In recent weeks, protesters have even taken to threatening to sabotage the Chinese oil and gas pipelines that bisect Myanmar, pumping crude shipped in from the Middle East and gas from Myanmar’s offshore fields overland to China’s Yunnan province.

On social media, anti-coup activists have shared satellite coordinates on the pumping stations of the oil and gas pipelines, echoing Beijing’s line that any damage to the pipelines would be Myanmar’s “internal affair.” Leaked documents have revealed that in late February, China asked Myanmar’s military government to tighten pipeline security during ongoing anti-coup protests. “China’s gas pipeline will be burned,” other protesters chanted in Mandalay last week.

China’s unwillingness to condemn the coup in unequivocal terms is seemingly motivated by a blend of principle and political calculation: it is aiming to keep its options open while awaiting further developments; it is also hoping to preserve the non-judgmental form of engagement that is one of its main sources of soft power in the developing world. This was reflected in Chinese Foreign Minister Wang Yi’s claim in early March that China is willing to engage with “all parties” to ease the crisis, while emphasizing that it is not taking sides.

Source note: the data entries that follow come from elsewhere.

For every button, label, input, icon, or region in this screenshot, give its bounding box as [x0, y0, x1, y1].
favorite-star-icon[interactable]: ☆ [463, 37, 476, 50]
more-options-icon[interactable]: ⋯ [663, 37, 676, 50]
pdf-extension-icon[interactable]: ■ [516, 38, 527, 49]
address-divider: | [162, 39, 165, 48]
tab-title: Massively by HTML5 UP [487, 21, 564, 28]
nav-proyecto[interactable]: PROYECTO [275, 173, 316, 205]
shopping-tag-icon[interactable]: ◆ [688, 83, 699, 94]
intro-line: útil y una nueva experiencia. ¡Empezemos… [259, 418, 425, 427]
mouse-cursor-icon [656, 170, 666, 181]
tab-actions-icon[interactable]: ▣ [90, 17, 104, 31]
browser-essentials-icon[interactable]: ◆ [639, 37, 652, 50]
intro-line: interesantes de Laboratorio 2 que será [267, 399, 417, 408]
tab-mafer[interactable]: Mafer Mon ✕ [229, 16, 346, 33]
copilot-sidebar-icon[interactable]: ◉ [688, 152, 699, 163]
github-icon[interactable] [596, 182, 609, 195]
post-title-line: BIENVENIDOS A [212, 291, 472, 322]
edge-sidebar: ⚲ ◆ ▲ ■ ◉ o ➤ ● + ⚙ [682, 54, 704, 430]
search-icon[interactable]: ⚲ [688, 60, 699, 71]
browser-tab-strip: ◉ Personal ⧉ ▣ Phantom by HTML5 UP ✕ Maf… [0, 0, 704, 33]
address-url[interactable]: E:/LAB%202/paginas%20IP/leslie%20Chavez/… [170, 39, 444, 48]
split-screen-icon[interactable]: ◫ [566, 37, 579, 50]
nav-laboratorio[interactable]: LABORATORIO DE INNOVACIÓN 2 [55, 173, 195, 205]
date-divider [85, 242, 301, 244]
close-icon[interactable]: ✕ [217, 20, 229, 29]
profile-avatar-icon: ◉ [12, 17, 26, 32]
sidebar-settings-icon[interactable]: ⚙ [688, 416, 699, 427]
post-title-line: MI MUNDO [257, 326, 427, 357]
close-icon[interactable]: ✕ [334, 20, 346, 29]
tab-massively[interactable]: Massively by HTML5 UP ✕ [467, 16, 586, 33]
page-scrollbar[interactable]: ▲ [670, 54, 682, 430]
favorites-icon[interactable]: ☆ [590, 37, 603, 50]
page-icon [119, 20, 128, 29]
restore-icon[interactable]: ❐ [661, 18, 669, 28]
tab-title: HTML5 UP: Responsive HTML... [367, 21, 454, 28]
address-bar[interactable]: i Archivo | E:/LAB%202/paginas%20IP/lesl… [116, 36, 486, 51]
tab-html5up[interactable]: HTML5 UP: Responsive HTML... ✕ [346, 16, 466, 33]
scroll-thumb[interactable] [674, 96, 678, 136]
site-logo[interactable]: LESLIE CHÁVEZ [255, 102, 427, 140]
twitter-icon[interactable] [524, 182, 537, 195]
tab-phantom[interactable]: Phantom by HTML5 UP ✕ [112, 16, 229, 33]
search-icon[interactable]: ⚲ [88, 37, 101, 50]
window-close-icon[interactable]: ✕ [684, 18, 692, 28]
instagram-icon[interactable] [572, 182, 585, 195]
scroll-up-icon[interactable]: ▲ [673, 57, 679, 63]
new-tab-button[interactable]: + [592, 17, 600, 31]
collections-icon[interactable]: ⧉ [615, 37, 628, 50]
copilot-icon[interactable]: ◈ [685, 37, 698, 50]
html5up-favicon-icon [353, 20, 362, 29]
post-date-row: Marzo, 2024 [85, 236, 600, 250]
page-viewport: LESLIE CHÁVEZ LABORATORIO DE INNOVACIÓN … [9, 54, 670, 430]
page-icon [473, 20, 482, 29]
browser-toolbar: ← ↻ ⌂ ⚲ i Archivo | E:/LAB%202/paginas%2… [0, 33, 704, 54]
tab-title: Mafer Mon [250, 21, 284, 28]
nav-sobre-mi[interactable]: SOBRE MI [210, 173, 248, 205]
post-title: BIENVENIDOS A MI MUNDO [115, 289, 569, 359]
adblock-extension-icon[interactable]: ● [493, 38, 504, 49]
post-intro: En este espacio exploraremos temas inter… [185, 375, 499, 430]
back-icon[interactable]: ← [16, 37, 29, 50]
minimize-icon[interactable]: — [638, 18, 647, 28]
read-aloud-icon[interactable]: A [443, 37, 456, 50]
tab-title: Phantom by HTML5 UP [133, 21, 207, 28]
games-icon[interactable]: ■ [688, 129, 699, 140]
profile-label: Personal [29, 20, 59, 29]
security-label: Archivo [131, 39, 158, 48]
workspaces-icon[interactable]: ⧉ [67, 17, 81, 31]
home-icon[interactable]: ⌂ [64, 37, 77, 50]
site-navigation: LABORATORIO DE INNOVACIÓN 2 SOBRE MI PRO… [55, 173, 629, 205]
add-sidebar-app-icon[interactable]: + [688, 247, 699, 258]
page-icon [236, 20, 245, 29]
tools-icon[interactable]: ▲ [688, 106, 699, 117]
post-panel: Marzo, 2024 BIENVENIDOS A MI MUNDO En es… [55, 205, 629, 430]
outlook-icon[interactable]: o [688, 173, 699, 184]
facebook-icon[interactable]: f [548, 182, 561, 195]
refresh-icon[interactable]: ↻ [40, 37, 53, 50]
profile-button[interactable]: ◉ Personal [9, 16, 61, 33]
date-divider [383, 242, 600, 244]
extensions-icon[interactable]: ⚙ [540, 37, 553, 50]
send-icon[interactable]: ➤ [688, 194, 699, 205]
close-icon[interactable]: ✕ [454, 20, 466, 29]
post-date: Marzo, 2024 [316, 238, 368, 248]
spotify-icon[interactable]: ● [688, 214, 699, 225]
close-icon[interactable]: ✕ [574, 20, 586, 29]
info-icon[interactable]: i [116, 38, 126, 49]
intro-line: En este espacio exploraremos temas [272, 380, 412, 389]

But there is a good argument that the fence-sitting has run its course, and that China should make an exception to its non-interference principle and take a more active role in resolving the crisis. The mass of the population is already accusing it of taking a side – the wrong one. And even if the junta manages to consolidate its hold on power in the months to come, Beijing has little to gain over the long term from being seen as the backer and partner of a loathed military regime.